Le seul fait que deux attestant (Mme [E] et M.[Z]) ont fait l'objet d'un licenciement et intenté une action prud'homale à l'encontre de la Fondation du bocage ne suffit pas à démontrer la fausseté de leurs attestations par ailleurs détaillées et Mme [D] épouse [A] n'était présente que lors de la réunion du 31 janvier 2020 et non lors des réunions précédentes évoquées par M. [Z].



Il ressort de l'analyse des éléments chronologiques versés aux débats M. [B] a d'abord tenté d'obtenir de Mme [W] pendant son arrêt maladie en décembre 2019 par le biais sa boite mail professionnelle qu'elle lui donne, pour le bon fonctionnement du service, les codes d'accès et les identifiants permettant de gérer la communication du lycée par l'intermédiaire des réseaux sociaux, dont elle était la seule détentrice, et qu'elle n'a pas répondu à cette demande. Mme [W] n'a communiqué ces identifiants qu'à l'occasion d'une demande de « [Y] [N] » le 10 janvier 2020 à 18H40 après plusieurs échanges dont on ignore les dates, puis uniquement quelques minutes plus tard par mail à M. [B] indiquant les « avoir déjà transmis à [Y] », et le jour même de la réunion du CSE au cours de laquelle M. [B] a été interrogé sur la nécessité d'accéder aux réseaux sociaux et à sa réponse concernant son impossibilité d'obtenir les identifiants, « la professionnelle en arrêt ayant les codes d'accès ». Il n'en ressort donc pas comme conclu par Mme [W] sa stigmatisation devant le personnel s'agissant de l'impossibilité d'accéder au compter Facebook, mais un simple constat en réponse aux questions posées lors du CSE et par les autres membres du personnels, M. [B] ayant tenté d'obtenir les identifiants par les moyens légaux et Mme [W] ayant l'obligation de permettre la continuité du service dans le cadre de l'exécution loyale de son contrat de travail. Ce fait n'est pas établi.

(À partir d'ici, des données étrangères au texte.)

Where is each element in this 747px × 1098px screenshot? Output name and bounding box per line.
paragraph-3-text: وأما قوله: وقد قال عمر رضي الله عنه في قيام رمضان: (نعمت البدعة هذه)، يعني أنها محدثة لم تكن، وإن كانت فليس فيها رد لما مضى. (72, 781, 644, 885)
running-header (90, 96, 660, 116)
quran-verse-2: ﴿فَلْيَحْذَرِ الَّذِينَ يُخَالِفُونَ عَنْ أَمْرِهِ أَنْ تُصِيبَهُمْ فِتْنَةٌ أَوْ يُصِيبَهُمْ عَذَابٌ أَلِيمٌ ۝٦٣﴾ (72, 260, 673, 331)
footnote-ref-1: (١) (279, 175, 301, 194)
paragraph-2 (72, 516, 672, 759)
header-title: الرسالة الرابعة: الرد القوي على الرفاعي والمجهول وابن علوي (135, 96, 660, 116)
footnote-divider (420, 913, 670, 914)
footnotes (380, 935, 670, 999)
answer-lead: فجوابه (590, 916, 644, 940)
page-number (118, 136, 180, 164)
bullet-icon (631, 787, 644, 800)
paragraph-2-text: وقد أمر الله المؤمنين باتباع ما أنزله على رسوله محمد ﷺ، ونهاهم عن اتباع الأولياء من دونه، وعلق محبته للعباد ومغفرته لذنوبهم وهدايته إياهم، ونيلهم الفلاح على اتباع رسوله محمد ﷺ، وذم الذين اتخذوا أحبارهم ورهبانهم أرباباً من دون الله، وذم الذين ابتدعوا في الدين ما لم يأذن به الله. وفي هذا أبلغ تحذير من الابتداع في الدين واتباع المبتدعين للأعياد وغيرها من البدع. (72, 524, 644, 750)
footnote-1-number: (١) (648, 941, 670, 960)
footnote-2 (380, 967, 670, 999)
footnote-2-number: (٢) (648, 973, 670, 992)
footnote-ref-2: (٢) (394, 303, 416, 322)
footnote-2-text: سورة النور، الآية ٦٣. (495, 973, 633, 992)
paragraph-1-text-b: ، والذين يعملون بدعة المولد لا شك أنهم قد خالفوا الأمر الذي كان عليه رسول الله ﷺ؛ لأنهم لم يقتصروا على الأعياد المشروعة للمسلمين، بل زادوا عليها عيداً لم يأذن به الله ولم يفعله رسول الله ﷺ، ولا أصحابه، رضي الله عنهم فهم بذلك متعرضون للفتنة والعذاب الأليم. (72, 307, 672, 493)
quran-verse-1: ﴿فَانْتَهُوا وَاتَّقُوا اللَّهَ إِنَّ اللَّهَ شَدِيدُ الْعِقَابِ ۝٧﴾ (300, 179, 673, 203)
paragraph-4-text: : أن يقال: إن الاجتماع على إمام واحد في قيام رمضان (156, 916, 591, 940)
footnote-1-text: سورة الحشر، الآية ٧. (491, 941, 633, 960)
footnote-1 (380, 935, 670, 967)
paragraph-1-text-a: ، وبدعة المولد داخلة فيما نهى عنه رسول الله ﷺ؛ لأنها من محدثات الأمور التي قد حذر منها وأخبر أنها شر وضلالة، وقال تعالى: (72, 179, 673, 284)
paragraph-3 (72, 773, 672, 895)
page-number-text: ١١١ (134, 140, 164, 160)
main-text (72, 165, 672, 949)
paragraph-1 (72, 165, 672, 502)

Si l'existence d'un litige prud'hommal n'exclut pas la prise en compte des attestations versées aux débats de M. [Z] et de Mme [E], la cour relève que seul M. [Z] fait état dans son attestation du dénigrement du travail et de la personne de Mme [W] de manière récurrente en conseils d'administration et en réunions du personnel, et que le directeur la discréditait suggérant qu'elle avait obtenu son poste et son salaire uniquement grâce à son père qui était l'ancien directeur de la Fondation en remettant en cause ses compétences, et l'appelant « la fille [W] ». Aucun autre élément objectif ou ressortant des autres attestations versées aux débats ne permettant d'établir ce dénigrement, la seule remarque de « elle fera bien ce qu'on lui demandera » évoquée par Mme [E] ne permettant pas de confirmer les faits de dénigrement dénoncés. Ces faits ne sont pas établis.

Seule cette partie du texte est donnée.